Quick Notice: Fall Winter
Collections by Koral Dasgupta
About the book: Sticking with the
South Asian theme – and another novel written in English - Fall Winter Collections takes the reader on an
arm-chair tour of the ever-beautiful, eternally serene landscape of
Santiniketan. Aniruddh Jain Solanki, a sculptor, is secretly working upon his
most ambitious project amidst the peace of his secluded sanctuary in
Santiniketan. Sanghamitra Banerjee, a professor, lives imprisoned within the
ghosts of an incomplete past. And when they come together in the land of
Tagore, they reveal to each other more than they had ever planned, in this
debut novel of romance and relationships.
About the author: Before turning
to fiction, Koral Dasgupta wrote Power of a Common Man, about Shah Rukh Khan. She
lives in Mumbai.
Details: Fall Winter Collections
is published in paperback by Niyogi Books, priced in Rupee. It is available from Amazon India.
Lion City Quick Notes: Swag
Asian Books Blog is based in
Singapore. We have a regular slot, Lion City Lit, for what’s happening here,
lit-wise, and occasionally include City-specific Quick Notes in The Sunday Post
– today news of Swag, a new online magazine about the literary scene here.
Swag’s much-needed Events Calendar of literary listings is now live, and it is packed with information
about workshops, book launches, reading groups, submissions deadlines, and
everything a Singapore-based writer could need.

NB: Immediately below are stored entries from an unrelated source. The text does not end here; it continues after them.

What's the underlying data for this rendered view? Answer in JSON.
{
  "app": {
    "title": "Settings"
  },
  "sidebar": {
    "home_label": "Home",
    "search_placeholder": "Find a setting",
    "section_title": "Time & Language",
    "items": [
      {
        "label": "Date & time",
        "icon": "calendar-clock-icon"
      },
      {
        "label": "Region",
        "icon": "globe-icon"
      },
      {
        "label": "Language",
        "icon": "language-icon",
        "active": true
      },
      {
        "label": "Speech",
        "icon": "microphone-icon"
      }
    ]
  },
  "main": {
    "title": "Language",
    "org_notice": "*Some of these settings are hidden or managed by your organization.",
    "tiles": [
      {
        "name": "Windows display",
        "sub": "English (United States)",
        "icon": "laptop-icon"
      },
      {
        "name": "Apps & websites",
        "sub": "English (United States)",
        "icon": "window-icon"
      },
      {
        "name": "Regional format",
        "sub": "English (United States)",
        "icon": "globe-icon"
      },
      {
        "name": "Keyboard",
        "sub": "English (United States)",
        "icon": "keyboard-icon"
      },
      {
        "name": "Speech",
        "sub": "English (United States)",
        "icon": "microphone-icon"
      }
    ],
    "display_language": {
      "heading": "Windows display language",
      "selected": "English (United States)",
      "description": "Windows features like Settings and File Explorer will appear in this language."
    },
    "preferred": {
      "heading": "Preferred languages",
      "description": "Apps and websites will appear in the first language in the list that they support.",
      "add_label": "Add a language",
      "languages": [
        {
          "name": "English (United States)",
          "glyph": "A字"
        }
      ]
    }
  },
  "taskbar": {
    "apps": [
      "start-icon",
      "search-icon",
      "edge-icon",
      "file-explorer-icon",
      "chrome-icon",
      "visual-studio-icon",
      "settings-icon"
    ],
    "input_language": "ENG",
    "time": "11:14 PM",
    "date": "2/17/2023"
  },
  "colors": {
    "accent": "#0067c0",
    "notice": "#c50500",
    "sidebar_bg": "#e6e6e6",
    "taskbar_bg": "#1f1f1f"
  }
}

The first edition of Swag’s
quarterly online edition is coming in January 2016. Jo Furniss, the editor, will
soon be providing a guest post for Lion City Lit, so keep an eye-out for that.
Twitter Spot
Each week I make a suggestion of
an interesting Twitter account you may like to follow. Last week I recommended author William Dalrymple’s
account: @DalrympleWill.
As a result of that recommendation,
I came across an account, @WhiteMughalsFan, devoted to one of Dalrymple’s
books, White Mughals. It is in itself an
interesting account, with lots of tweets about India, and it is this week’s
pick for the Twitter Spot.
Whoever tweets at White Mughals
Fan describes him-or-herself as “a huge fan of the history book White Mughals by William Dalrymple,
about the true story of Colonel James Achilles Kirkpatrick and Khair-un-Nissa
Begum.” This raises the obvious
question: who is White Mughal’s Fan?
It also set me thinking: if you
were to open a Twitter account, devoted to urging others to read one book, what
would that book be? Do let me know,
either via Twitter, @asianbooksblog, or via
email, asianbooksblog@gmail.com. I’ll post responses in The Sunday Post next week.

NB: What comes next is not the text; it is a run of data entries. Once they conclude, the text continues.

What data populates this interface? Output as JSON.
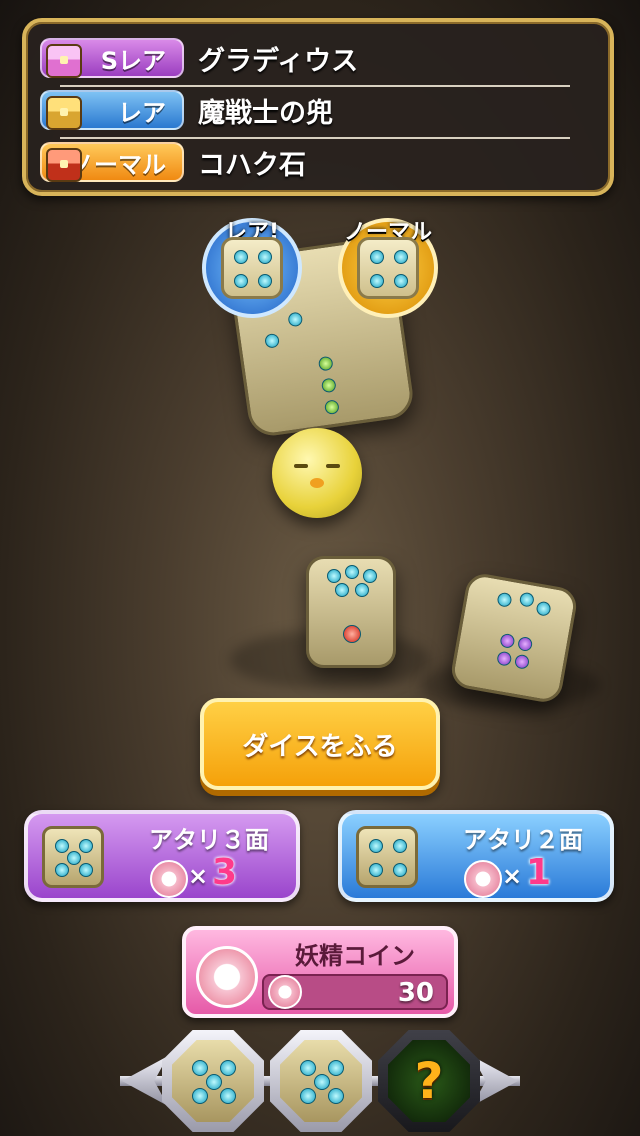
{
  "rewards": [
    {
      "rarity_label": "Sレア",
      "item_name": "グラディウス"
    },
    {
      "rarity_label": "レア",
      "item_name": "魔戦士の兜"
    },
    {
      "rarity_label": "ノーマル",
      "item_name": "コハク石"
    }
  ],
  "dice_badges": {
    "rare_label": "レア!",
    "normal_label": "ノーマル"
  },
  "roll_button_label": "ダイスをふる",
  "options": [
    {
      "title": "アタリ３面",
      "times": "×",
      "cost": "3"
    },
    {
      "title": "アタリ２面",
      "times": "×",
      "cost": "1"
    }
  ],
  "coin": {
    "title": "妖精コイン",
    "amount": "30"
  },
  "bottom_slots": {
    "unknown_symbol": "?"
  },
  "colors": {
    "sr_tag": "#b053d6",
    "rare_tag": "#3a8ae0",
    "normal_tag": "#f5a020",
    "roll_button": "#f8b21a",
    "cost_text": "#ff3a8a"
  }
}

As for myself, and disregarding
setting up a Twitter account for my own novel, Olivia & Sophia, I think, at
the moment, with the world as it actually is, I’d probably set up a Twitter
account for Submission, by Michel Houellebecq, a satire imagining Islamists - or, at least, conservative Muslims - managing to win an election in France. I’ve just read it, and I urge everybody else to read it too, as a minor,
and impotent, political act…(Unfortunately, you know in advance the loony
goons who need to read it, won’t…but, as we say in Singapore: what to do?)